White House calls Idaho abortion laws ‘extreme and backwards’ in response to university memo
Press secretary says situation speaks to unacceptable consequences of abortion bans
White House Press Secretary Karine Jean-Pierre issued a statement Tuesday calling Idaho’s abortion laws “extreme and backwards” in response to a memo issued by the University of Idaho cautioning employees not to provide reproductive health counseling to students, including abortion, or risk losing their jobs or face criminal prosecution.
“To be clear, nothing under Idaho law justifies the university’s decision to deny students access to contraception. But the situation in Idaho speaks to the unacceptable consequences of extreme abortion bans,” Jean-Pierre said in the statement. “The overwhelming majority of Americans believe in the right to birth control, as well as the right to abortion, without government interference.”
The university’s general counsel sent the memo to all employees on Friday, advising that Idaho law prohibits university employees from promoting, counseling or referring someone for an abortion, and prohibits the institution from dispensing drugs classified as emergency contraception except in cases of rape. The memo was intended to help UI staff understand the complexity of a law passed in the 2021 session of the Idaho Legislature dubbed the No Public Funds for Abortion Act. The University of Idaho and other public schools across Idaho are subject to the law since they are state-funded institutions.
University of Idaho spokesperson Jodi Walker said the memo was intended to help employees understand the legal significance and possible ramifications of the law, which includes individual criminal prosecution.
“While abortion can be discussed as a policy issue in the classroom, we highly recommend employees in charge of the classroom remain neutral or risk violating this law,” Walker said in an email to the Sun. “We support our students and employees, as well as academic freedom, but understand the need to work within the laws set out by our state.”
White House official: U.S. Supreme Court decision created a runway for birth control bans
University officials were told in the guidance not to dispense birth control unless it comes from student health facilities that are contracted through Moscow Family Health, and not to provide condoms except to prevent the spread of sexually transmitted diseases.

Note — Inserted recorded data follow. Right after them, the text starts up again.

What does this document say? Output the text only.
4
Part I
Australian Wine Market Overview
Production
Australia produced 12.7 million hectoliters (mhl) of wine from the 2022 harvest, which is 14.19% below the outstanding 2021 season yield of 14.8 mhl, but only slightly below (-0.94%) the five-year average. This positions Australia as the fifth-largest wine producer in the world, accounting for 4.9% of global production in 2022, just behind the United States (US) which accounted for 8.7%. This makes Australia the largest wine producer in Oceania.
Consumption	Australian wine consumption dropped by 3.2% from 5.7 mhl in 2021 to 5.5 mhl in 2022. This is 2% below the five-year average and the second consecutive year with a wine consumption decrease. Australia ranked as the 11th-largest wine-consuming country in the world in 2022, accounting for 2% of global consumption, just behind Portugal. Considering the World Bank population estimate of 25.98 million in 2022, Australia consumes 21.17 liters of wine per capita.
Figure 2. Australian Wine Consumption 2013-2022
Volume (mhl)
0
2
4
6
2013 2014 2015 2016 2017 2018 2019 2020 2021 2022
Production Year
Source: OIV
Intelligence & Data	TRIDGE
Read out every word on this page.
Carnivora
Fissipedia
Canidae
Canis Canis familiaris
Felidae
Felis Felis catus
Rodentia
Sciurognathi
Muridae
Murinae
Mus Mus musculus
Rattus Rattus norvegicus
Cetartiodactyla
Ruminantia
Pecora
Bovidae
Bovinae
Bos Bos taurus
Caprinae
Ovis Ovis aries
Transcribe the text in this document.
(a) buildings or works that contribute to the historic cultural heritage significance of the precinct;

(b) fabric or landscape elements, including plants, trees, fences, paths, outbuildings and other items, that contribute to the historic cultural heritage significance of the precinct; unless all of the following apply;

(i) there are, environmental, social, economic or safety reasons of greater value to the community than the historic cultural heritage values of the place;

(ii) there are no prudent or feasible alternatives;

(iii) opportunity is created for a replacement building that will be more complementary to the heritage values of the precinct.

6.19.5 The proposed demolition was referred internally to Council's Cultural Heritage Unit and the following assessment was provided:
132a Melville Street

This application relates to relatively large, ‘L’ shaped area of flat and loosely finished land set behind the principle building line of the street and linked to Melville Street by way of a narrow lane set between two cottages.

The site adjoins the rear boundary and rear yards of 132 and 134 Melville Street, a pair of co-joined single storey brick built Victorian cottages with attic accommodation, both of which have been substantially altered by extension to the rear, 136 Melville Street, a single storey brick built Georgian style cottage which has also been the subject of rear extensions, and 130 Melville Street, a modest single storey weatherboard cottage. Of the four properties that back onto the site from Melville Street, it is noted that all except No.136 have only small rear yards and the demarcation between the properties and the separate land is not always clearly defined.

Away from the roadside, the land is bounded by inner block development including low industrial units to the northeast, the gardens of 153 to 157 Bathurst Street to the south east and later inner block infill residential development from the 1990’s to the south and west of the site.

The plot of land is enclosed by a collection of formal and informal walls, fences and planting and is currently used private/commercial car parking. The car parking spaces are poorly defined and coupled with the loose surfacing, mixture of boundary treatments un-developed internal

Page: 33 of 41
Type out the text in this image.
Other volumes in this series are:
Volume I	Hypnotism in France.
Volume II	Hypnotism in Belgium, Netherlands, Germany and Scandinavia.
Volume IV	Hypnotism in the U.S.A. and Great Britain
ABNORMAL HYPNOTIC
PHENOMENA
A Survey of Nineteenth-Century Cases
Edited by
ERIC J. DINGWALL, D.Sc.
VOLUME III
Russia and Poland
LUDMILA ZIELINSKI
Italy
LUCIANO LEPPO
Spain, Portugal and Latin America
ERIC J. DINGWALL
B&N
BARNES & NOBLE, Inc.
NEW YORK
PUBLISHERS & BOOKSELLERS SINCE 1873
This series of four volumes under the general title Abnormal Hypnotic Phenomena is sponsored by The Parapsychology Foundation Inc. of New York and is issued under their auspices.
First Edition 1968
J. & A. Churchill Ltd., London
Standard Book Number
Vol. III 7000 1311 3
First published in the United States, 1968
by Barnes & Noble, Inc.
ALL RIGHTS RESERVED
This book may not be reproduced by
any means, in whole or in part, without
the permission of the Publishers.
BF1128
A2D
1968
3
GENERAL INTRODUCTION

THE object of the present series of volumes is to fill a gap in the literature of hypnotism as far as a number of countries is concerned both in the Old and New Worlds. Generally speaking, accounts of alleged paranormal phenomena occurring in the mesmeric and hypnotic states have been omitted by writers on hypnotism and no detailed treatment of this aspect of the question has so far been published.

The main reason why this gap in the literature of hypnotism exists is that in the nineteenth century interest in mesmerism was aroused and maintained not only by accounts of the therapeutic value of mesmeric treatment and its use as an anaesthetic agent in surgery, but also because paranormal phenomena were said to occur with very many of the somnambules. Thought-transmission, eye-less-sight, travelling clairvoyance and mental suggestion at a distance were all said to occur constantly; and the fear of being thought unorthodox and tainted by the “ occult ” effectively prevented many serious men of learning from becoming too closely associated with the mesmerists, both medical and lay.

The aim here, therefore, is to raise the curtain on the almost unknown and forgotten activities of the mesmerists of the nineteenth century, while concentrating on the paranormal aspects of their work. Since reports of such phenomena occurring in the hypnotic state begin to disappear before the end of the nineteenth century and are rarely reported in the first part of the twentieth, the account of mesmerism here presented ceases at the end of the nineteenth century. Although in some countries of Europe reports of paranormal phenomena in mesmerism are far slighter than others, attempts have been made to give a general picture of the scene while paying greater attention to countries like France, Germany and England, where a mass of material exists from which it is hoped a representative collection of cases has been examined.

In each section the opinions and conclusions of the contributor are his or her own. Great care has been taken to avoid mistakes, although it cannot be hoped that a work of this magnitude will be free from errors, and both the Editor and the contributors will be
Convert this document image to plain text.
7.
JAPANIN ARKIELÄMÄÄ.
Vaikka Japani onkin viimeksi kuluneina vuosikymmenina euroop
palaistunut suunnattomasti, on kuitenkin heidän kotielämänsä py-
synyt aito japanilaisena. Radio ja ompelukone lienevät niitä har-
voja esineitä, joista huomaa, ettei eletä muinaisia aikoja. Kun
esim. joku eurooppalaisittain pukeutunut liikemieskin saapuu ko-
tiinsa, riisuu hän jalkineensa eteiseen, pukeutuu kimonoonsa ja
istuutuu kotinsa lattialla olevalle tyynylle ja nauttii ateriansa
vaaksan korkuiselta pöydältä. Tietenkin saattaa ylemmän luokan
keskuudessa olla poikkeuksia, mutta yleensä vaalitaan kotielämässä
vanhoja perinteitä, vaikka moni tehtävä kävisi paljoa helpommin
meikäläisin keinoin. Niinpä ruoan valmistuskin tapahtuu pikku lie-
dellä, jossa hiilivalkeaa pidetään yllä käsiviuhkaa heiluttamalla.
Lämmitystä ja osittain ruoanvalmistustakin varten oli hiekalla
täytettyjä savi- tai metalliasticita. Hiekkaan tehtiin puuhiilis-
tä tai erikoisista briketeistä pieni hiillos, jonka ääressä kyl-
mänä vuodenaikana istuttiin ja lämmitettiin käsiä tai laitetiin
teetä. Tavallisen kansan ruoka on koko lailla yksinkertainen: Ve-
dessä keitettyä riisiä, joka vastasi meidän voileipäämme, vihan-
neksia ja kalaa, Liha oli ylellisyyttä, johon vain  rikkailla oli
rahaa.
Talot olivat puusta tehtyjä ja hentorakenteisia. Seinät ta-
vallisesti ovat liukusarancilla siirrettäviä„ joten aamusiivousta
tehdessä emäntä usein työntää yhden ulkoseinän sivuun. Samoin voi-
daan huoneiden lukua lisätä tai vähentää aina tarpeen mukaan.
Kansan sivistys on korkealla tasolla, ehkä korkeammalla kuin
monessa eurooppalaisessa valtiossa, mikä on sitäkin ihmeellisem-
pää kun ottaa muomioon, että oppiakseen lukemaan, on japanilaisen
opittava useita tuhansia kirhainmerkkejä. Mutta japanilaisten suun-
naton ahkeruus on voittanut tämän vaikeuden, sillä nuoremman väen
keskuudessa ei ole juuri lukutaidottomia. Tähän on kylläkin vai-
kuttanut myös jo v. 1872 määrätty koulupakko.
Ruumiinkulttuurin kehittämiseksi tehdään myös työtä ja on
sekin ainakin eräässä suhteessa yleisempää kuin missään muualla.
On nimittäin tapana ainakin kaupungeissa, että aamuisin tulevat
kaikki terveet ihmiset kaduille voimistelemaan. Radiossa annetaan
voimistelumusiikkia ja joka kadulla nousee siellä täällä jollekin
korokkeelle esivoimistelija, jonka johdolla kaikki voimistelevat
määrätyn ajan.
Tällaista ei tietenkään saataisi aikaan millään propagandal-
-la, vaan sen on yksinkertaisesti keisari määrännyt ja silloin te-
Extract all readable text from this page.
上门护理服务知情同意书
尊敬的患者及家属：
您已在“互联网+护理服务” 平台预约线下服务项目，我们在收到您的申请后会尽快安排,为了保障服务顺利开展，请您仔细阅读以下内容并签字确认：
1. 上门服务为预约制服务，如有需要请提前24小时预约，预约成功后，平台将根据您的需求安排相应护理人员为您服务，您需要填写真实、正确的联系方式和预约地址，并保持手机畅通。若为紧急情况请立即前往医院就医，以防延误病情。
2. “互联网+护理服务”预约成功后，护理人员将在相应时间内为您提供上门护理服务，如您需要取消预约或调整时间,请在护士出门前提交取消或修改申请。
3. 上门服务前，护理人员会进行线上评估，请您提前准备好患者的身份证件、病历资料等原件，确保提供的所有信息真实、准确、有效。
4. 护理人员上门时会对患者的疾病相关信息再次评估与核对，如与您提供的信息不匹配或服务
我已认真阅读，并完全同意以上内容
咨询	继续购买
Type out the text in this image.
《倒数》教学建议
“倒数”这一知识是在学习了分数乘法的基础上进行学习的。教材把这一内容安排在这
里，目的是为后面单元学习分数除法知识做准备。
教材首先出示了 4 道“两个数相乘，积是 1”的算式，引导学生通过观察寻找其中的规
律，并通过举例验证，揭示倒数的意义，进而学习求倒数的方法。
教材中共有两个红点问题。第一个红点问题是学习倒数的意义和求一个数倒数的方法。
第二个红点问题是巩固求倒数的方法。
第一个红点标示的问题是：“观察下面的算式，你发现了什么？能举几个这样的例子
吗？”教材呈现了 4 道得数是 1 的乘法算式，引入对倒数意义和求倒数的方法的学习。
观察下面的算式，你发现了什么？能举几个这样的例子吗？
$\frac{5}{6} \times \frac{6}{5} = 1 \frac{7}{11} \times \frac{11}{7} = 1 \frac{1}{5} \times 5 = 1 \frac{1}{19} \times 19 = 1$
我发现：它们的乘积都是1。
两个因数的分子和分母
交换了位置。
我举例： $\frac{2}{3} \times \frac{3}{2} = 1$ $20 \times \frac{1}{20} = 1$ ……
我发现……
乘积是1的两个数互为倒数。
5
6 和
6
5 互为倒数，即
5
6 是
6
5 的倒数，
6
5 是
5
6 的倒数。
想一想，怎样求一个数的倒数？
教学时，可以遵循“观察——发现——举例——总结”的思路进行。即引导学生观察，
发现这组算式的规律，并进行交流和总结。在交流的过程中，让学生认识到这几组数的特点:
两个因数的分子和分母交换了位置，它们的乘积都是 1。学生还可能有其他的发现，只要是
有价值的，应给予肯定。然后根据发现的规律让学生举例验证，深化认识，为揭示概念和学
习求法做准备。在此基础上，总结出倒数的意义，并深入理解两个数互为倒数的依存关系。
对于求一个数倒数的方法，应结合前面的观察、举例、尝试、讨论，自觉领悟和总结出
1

An official with President Joe Biden’s administration told the Idaho Capital Sun the university’s memo is indicative of a larger trend across the country of Republican officials expressing support for contraception bans, including banning Plan B.
At the time the bill passed the Idaho Legislature, one of the state’s leading anti-abortion organizations — the Idaho Family Policy Center — supported it as a way to ensure “abortion providers do not have unfettered access to students at public schools, colleges and universities,” according to a statement from 2021.
“Our hard-earned tax dollars should never be spent on promoting abortion,” said Idaho Family Policy Center President Blaine Conzatti in a statement at the time. “(The act) will help create a culture of life in Idaho by making sure taxpayers do not subsidize something as morally problematic as abortion.”
Conzatti told the Capital Sun in July that he supports banning Plan B and other types of emergency contraception as well as IUDs, because he said anything that can end life after conception is problematic.
The White House official said the U.S. Supreme Court’s decision to overturn Roe v. Wade in June paved the way for more restrictions.
“We’re seeing similar efforts pop up in various states across the country, and it’s part of a very disturbing trend that the Supreme Court created a runway for, and Republican officials are taking advantage of to go even further than some of the laws we’ve already seen,” the official said.
The official pointed people concerned about the issue to a website launched by the U.S. Department of Health and Human Services summarizing reproductive rights across the country with links to resources and updated information.
“It’s important (for people) to identify medical professionals that have all the information about their reproductive rights and reproductive choices,” the official said.